2000 - Jackson Surfcaster (1996 Made in Japan)

Ever since I saw a 12 string version in a music shop back in 95 I wanted one of these guitars. Later on I discovered a photo in a magazine with Scott Ian playing one (I think it was the Charvel model). The guitar looked out of place, but right at home with that metal guitarist. For some reason I didn't buy it. Can't remember why.

Soon after I'd finished school and I was broke for 4 years pretty much. At 19 I had an accident that rendered my left hand useless for music for over a year, I'd cut the membrane to a tendon while cutting a cardboard tube with a stanley knife. It's been 13 years and still not quite right. I forgot about guitars for a couple of years and just got on with working for peanuts.

It wasn't til I moved to a city in the south that my interest picked up again. I lived near a cool guitar store and there was the Surfcaster hanging on the wall all cool and black with the cream coloured binding. It had to be mine. I was broke, but I had to have it. I picked it up on a loan with some financier. 50% in 6 months the remaining 50% 6 months after that.


While I loved it, I really didn't play it that much again til about 2004 when I joined a local band... to play keyboards! (another story for another post).

Over time I realised the stock duncan designed bridge pickup was really microphonic.
I mounted the pickup upside down intentionally,
because I wanted more bass on the P90 coil.
Sounded terrible and the wrong kind of honk. I swapped it for a Paf Pro as that pickup had proven a good choice on Mahogany guitars. Not for this one. It sounded wrong, can't describe it well, but the tone was just not right and it didn't mix well with the Kent Armstrong lipstick pickup in the neck.
I let it stay that way for a while. A couple of years later I bought a Guyatone guitar which had the most amazing pickups. Not quite P90'sbut kind of close.

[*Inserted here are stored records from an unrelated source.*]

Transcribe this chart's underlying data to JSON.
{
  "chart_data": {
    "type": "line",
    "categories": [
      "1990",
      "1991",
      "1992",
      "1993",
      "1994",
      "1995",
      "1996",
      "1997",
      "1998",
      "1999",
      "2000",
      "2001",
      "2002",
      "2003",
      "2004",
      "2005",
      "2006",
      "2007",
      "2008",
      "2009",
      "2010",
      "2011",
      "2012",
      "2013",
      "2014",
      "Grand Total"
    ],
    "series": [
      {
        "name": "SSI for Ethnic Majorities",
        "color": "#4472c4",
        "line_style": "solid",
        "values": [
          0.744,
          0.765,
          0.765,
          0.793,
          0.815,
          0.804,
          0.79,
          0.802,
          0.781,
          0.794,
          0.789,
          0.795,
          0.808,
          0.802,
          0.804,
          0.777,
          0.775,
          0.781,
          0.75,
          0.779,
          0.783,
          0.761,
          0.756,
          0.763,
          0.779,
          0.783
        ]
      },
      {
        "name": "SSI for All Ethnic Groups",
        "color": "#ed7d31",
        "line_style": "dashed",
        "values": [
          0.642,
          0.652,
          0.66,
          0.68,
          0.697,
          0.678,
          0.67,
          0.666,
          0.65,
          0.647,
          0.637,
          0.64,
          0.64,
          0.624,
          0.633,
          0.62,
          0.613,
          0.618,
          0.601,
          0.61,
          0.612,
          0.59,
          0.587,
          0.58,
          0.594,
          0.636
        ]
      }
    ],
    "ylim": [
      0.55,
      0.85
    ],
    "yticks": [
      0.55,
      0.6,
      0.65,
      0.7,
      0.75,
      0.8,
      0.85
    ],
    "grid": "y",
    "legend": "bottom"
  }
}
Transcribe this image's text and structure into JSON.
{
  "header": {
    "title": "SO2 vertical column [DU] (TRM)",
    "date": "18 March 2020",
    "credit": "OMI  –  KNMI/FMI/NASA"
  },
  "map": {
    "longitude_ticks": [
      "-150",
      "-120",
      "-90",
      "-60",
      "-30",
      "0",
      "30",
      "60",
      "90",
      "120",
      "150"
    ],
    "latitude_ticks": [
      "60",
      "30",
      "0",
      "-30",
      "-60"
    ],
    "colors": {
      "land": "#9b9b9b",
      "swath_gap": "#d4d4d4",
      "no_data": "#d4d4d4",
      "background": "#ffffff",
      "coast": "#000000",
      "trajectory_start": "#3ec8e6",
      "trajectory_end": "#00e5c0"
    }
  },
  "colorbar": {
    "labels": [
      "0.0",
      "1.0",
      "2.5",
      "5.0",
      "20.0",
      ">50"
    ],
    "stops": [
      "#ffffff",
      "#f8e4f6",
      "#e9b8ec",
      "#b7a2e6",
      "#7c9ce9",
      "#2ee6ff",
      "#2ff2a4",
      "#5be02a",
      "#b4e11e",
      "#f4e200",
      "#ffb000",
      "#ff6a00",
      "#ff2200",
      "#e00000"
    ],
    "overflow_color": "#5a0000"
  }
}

That Was the sound I wanted from the Surfcaster.

I tried a GFS Mean 90 in it, but the tone didn't work well. Not enough bottom and a little too hot.
After that disappointment I nearly sold the guitar. In an idle google hit I stumbled upon the Seymour Duncan P-Rails. The Aussie-US dollar exchange was favourable so I took the plunge and bought the P-Rail bridge pickup.

The P-Rail is an unusual pickup with a p90 voiced coil on one side and a Strat voiced Rail pickup on the other side. It looks weird, but works!  I did the recommended wiring setup and used push/pull pots to swtich between P-90, Strat, Series Humbucker and Parallel Humbucker. The neck pickup even rejects hum in the middle position if the P-90 is selected.


This made the guitar tone improve beyond belief and got back on the rotation of favoured instruments.